The Internet is collectively composed of tens of thousands of individual networks, operated independently. Data flows from one network to another over paths that reflect agreements between network providers to exchange traffic. The ability of the Internet to connect computers around the world depends on the establishment and maintenance of these paths using a complex set of protocols. Hence, understanding the set of paths used in the Internet at any given time is important for the Internet's continued smooth operation. Unfortunately there are relatively few good metrics and algorithms for gaining insight into how the Internet's paths are currently configured and how they are changing over time.
This project is developing new methods to address the lack of good path analysis tools. Using these novel metrics and algorithms, this project's goal is to give insight into a wide range of questions, including identifying when data traffic may be being hijacked for malicious purposes, and when network operators shift their business strategies. The project is developing metrics based on Routing State Distance (RSD), and examining both micro-level questions (at the level of individual Autonomous Systems (ASes)) and macro-level questions (at the level of the whole Internet). At the micro level, the project is examining methods for identifying co-managed ASes, unusually-routed ASes, and shifts in the routing towards individual ASes. At the macro level, the project is assessing the "flattening" of the Internet and large-scale trends in the factors that drive unusual routing behavior. A key component of the project is the identification of where and how to do active measurement to most effectively obtain information about the global routing system.

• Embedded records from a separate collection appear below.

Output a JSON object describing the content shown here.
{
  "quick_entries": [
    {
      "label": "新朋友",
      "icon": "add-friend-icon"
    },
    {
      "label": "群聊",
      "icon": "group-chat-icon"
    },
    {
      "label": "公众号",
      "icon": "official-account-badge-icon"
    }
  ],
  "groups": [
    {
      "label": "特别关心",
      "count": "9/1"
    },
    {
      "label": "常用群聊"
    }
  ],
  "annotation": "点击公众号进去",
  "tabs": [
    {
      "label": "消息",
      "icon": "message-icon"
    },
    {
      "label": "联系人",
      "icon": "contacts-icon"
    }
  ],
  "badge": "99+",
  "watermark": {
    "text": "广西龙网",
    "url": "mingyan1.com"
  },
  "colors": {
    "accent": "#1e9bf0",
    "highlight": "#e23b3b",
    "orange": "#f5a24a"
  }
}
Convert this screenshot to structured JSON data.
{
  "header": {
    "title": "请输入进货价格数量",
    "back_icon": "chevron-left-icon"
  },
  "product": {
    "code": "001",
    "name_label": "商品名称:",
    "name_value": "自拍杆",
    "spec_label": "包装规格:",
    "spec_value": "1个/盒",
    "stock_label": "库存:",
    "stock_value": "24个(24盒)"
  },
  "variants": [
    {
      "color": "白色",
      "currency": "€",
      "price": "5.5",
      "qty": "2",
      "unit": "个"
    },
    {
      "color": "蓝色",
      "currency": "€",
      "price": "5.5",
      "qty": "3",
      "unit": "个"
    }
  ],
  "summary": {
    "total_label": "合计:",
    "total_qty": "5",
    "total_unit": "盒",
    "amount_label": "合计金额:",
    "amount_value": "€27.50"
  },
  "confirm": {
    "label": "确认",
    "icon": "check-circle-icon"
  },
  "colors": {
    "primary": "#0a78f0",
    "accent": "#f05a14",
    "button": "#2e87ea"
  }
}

Broader Impact. The methods being develop have potential to guide improvements to Internet operation, which benefits society broadly. Results from this project will be presented to network operators to help guide future understanding of Internet routing. Additional broader impacts of this project are being felt through educational development and continued support for under-represented groups. As part of this project, the PI is developing learning modules and exercises focusing on network analysis for inclusion in his course "Computer Networks" as well as contributing modules for inclusion in the course "Tools and Techniques for Data Mining" which he is helping to develop. The PI is committed to the engagement of under-represented groups and women in his research, and currently supervises two female Ph.D. students.